Alimentazione: siamo quello che mangiamo e che leggiamoTema caldo quello dell’alimentazione, soprattutto quando si tratta di consigli, spesso nemmeno richiesti, su cosa, come e quanto mangiare di questo o quell’altro alimento per sentirci vitali e prestanti. Si tratta senz’altro di un argomento importante: oggi sappiamo che la corretta alimentazione basata sul modello mediterraneo è una delle principali forme di prevenzione. Tuttavia se è vero che siamo quello che mangiamo è vero anche che siamo quello che leggiamo, soprattutto sul web, dove è molto diffusa la tendenza a farsi opinioni superficiali fermandoci in modo incauto al titolo.
La conoscenza del significato di “metodo scientifico”, in tema di alimentazione e non, è scarsa ed è poco, se non quasi per nulla, diffusa l’abitudine a verificare le fonti di una informazione o di una notizia.
Spesso basta il magico incipit che recita “uno studio dice che” per farci presumere di aver finalmente capito tutto e di poter vivere 100 anni o più grazie all’ennesimo supercibo o all’eliminazione della pasta o dei dolci o del latte e dei suoi derivati.
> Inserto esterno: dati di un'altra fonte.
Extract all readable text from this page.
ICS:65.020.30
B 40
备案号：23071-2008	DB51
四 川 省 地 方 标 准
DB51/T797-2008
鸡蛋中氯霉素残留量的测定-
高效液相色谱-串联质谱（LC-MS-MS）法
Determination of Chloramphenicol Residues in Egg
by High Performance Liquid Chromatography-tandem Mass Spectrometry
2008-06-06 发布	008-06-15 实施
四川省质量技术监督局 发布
Marcello Ticca* affronta con lucidità e preparazione molti dei più noti Miraggi Alimentari in tema di alimentazione e ingredienti. Mostra il lato irrazionale di idee sbagliate, come quella dei dolci che fanno venire il diabete e del caffè all’americana che sarebbe più leggero dell’espresso.
Nel suo complesso il libro è interessante e piacevole, scritto in modo comprensibile anche a chi manca di una specifica preparazione in tema.
Per molti aspetti è divertente, mentre per altri sconcertante: possibile ci sia ancora qualcuno che crede al calcio dell’acqua che fa venire i calcoli e che le vitamine sono tutte nella buccia della frutta?

Penso che al testo manchi solo la bibliografia: avrebbe dato ai lettori e a me la possibilità di approfondire più agevolmente le proprie conoscenze.

*Marcello Ticca è un medico medico, libero docente e specialista in Scienza dell’alimentazione. È vicepresidente della Società Italiana di Scienza dell’Alimentazione e socio della Società Italiana di Nutrizione Umana. Per circa 40 anni ha svolto attività di ricerca presso l’Istituto Nazionale della Nutrizione e ha partecipato alle diverse edizioni e revisioni dei LARN e delle “Linee Guida per una Sana Alimentazione”.